R: Summary likelihood ratio tests

get_LRboot {Infusion}

R Documentation

Summary likelihood ratio tests

Description

get_LRboot provides a fast approximation to bootstrap distribution of likelihood ratio statistic. The bootstrap distribution of the likelihood ratio (LR) statistic may be used to correct the tests based on its asymptotic chi-square distribution. However, the standard bootstrap involves resimulating the data-generating process, given the ML estimates on the original data. This function implements a fast approximation avoiding such simulation, instead drawing from the inferred distribution of (projected, if relevant) summary statistics, again given the maximum (summary-)likelihood estimates.

SLRT computes likelihood ratio tests based on the summary-likelihood surface and optionally on get_LRboot results. Several correction of the basic likelihood ratio test may be reported, some more speculative than others.

Usage

SLRT(object, h0, nsim=0L, BGP=NULL, ...)
get_LRboot(object, h0_pars = NULL, nsim = 100L, reset = TRUE, BGP=object$MSL$MSLE, ...)

Arguments

`object`	an `SLik_j` object.
`h0`	Numeric named vector of tested parameter values.
`h0_pars`	either `NULL` (the default), to approximate the distribution of the LR statistic for the full vector of estimated parameters; or a vector of names of a subset of this vector, to approximate the distribution of the profile LR statistic for this subset.
`nsim`	Integer: number of bootstrap replicates. Values lower than the default are not recommended. Note that this will be ignored if the distribution has previously been simulated and `reset=FALSE`.
`reset`	Boolean: Whether to use any previously computed distribution (see Details) or not.
`BGP`	Named numeric vector of “Bootstrap-Generating Parameters”. Ideally the distribution of the LR test statistic would be pivotal and thus the parameter values under which this distribution is simulated would not matter. In practice, simulating by default its distribution under the “best” available information (the MSLE for `get_LRboot`, or the specifically tested hypothesis defined by the `h0` argument of `SLRT`) may be more accurate than under alternative parametric values. For `h0` being an incomplete parameter vector and `BGP` is NULL (the default), `SLRT` will simulate under a completed parameter vector using estimates of other parameters maximizing the likelihood profile for `h0`.
`...`	For `SLRT`: further arguments passed to `get_LRboot`. For `get_LRboot`: further arguments controlling parallelization, including `nb_cores`. However, parallelization may be best ignored in most cases (see Details).

Details

The result of calling get_LRboot (either directly or through SLRT) with given h0_pars is stored in the object (until the next refine), and this saved result is returned by a next call to get_LRboot with the same h0_pars if reset=FALSE. The default is however to recompute the distribution (reset=TRUE).

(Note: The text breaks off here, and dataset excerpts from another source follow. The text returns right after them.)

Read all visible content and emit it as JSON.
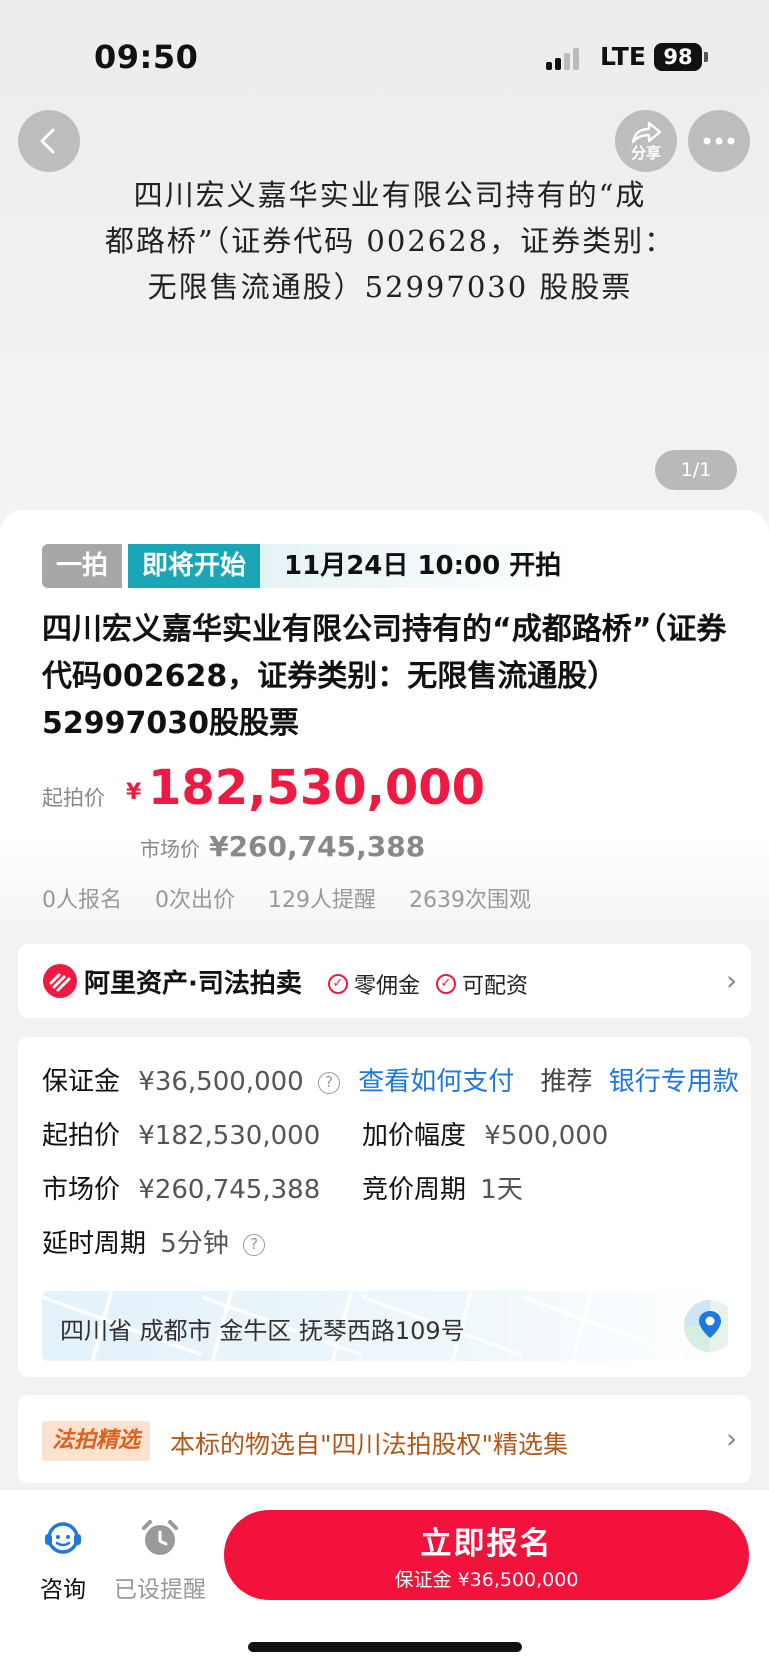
{
  "status_bar": {
    "time": "09:50",
    "network": "LTE",
    "battery": "98"
  },
  "hero": {
    "share_label": "分享",
    "document_lines": [
      "四川宏义嘉华实业有限公司持有的“成",
      "都路桥”（证券代码 002628，证券类别：",
      "无限售流通股）52997030 股股票"
    ],
    "page_indicator": "1/1"
  },
  "auction": {
    "round_tag": "一拍",
    "status_tag": "即将开始",
    "start_time": "11月24日 10:00 开拍",
    "title": "四川宏义嘉华实业有限公司持有的“成都路桥”（证券代码002628，证券类别：无限售流通股）52997030股股票",
    "start_price_label": "起拍价",
    "currency": "¥",
    "start_price": "182,530,000",
    "market_price_label": "市场价",
    "market_price": "¥260,745,388",
    "stats": [
      "0人报名",
      "0次出价",
      "129人提醒",
      "2639次围观"
    ]
  },
  "brand": {
    "name": "阿里资产·司法拍卖",
    "badges": [
      "零佣金",
      "可配资"
    ]
  },
  "details": {
    "deposit_label": "保证金",
    "deposit_value": "¥36,500,000",
    "how_to_pay": "查看如何支付",
    "recommend_label": "推荐",
    "recommend_link": "银行专用款",
    "start_price_label": "起拍价",
    "start_price_value": "¥182,530,000",
    "increment_label": "加价幅度",
    "increment_value": "¥500,000",
    "market_price_label": "市场价",
    "market_price_value": "¥260,745,388",
    "cycle_label": "竞价周期",
    "cycle_value": "1天",
    "delay_label": "延时周期",
    "delay_value": "5分钟",
    "address": "四川省 成都市 金牛区 抚琴西路109号"
  },
  "featured": {
    "badge": "法拍精选",
    "text": "本标的物选自\"四川法拍股权\"精选集"
  },
  "bottom_bar": {
    "consult_label": "咨询",
    "remind_label": "已设提醒",
    "cta_label": "立即报名",
    "cta_sub": "保证金 ¥36,500,000"
  },
  "colors": {
    "accent_red": "#f2123b",
    "status_teal": "#1aa6b7",
    "link_blue": "#1f78e0",
    "featured_orange": "#e0601d"
  }
}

Parallelization is possible but maybe not useful because computations for each bootstrap replicate are fast relative to parallelization overhead. It will be called when the ... arguments include an nb_cores>1. The ... may include further arguments passed to dopar, but among the dopar arguments, iseed will be ignored, and fit_env should not be used.

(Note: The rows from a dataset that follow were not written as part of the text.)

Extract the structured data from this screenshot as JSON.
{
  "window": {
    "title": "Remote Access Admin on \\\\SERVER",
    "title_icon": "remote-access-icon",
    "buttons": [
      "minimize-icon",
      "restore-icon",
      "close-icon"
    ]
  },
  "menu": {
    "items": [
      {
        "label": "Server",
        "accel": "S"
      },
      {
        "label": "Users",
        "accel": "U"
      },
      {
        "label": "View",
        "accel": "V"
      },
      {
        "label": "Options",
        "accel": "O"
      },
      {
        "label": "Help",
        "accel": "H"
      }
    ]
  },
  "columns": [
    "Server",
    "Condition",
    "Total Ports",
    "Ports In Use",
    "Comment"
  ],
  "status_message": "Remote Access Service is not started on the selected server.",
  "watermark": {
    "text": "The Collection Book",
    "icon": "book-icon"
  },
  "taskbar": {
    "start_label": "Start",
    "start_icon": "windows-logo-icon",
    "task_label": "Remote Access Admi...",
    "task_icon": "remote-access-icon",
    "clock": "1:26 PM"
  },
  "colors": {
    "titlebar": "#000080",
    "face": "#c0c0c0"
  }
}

A raw bootstrap p-value can be computed from the simulated distribution as (1+sum(t >= t0))/(N+1) where t0 is the original likelihood ratio, t the vector of bootstrap replicates and N its length. See Davison & Hinkley (1997, p. 141) for discussion of the adjustments in this formula. However, a sometimes more economical use of the bootstrap is to provide a Bartlett correction for the likelihood ratio test in small samples. According to this correction, the mean value m of the likelihood ratio statistic under the null hypothesis is computed (here estimated by simulation) and the original LR statistic is multiplied by n/m where n is the number of degrees of freedom of the test. Unfortunately, the underlying assumption that the corrected LR statistic follows the chi-square distribution does not always work well.

Value

get_LRboot returns a numeric vector representing the simulated distribution of the LR statistic, i.e. twice the log-likelihood difference, as directly used in pchisq() to get the p-value.

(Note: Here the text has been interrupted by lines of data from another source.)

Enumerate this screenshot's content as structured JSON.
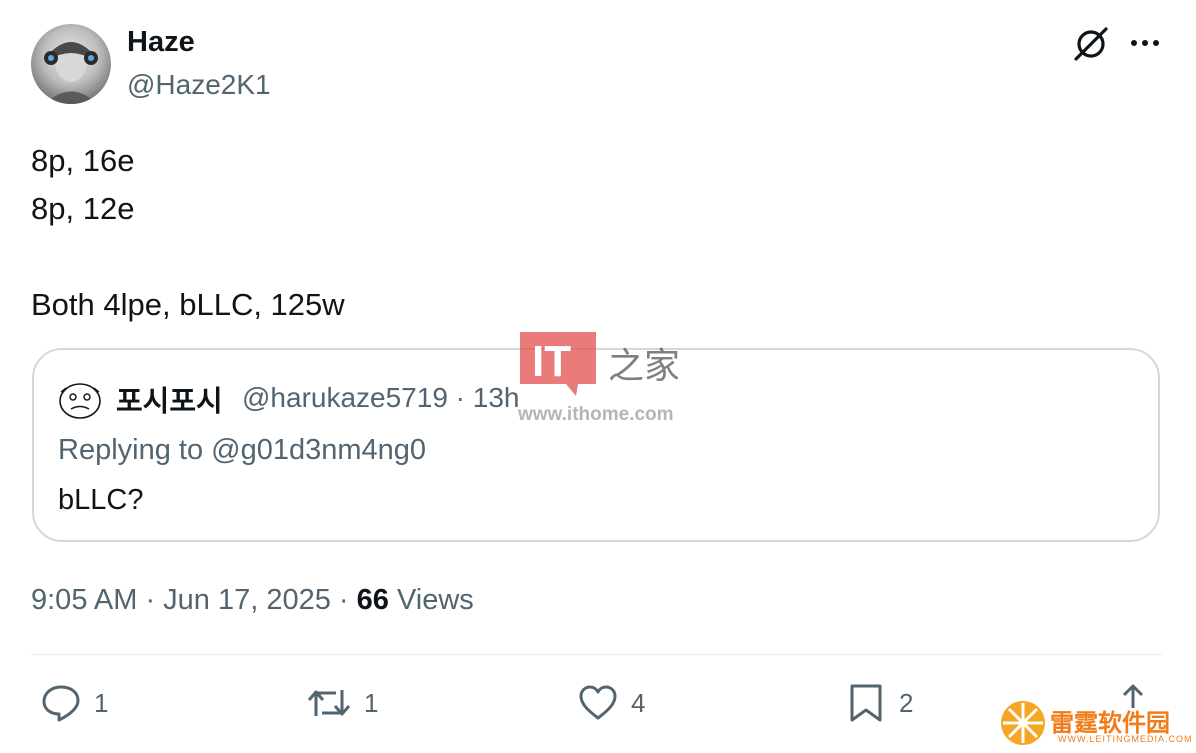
{
  "author": {
    "name": "Haze",
    "handle": "@Haze2K1"
  },
  "header_icons": [
    "grok-icon",
    "more-icon"
  ],
  "tweet": {
    "lines": [
      "8p, 16e",
      "8p, 12e",
      "",
      "Both 4lpe, bLLC, 125w"
    ]
  },
  "quoted": {
    "name": "포시포시",
    "handle_time": "@harukaze5719 · 13h",
    "replying_to": "Replying to @g01d3nm4ng0",
    "text": "bLLC?"
  },
  "meta": {
    "time_date": "9:05 AM · Jun 17, 2025 · ",
    "views_count": "66",
    "views_label": " Views"
  },
  "actions": {
    "replies": "1",
    "reposts": "1",
    "likes": "4",
    "bookmarks": "2"
  },
  "watermarks": {
    "it_text": "IT",
    "it_chinese": "之家",
    "url": "www.ithome.com",
    "right_text": "雷霆软件园",
    "right_sub": "WWW.LEITINGMEDIA.COM"
  },
  "colors": {
    "text_primary": "#0f1419",
    "text_secondary": "#536471",
    "border": "#cfd9de",
    "it_red": "#e04848",
    "orange": "#f07c1a"
  }
}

SLRT returns a list with the following element(s), each being a one-row data frame:

basicLRT

A data frame including values of the likelihood ratio chi2 statistic, its degrees of freedom, and the p-value;

and, if a bootstrap was performed:

`BartBootLRT`	A data frame including values of the Bartlett-corrected likelihood ratio chi2 statistic, its degrees of freedom, and its p-value;
`rawBootLRT`	A data frame including values of the likelihood ratio chi2 statistic, its degrees of freedom, and the raw bootstrap p-value;
`safeBartBootLRT`	equal to `rawBootLRT` if the mean bootstrap value of the LR statistic is lower than the number of degrees of freedom, and to `BartBootLRT` otherwise.

References

Bartlett, M. S. (1937) Properties of sufficiency and statistical tests. Proceedings of the Royal Society (London) A 160: 268-282.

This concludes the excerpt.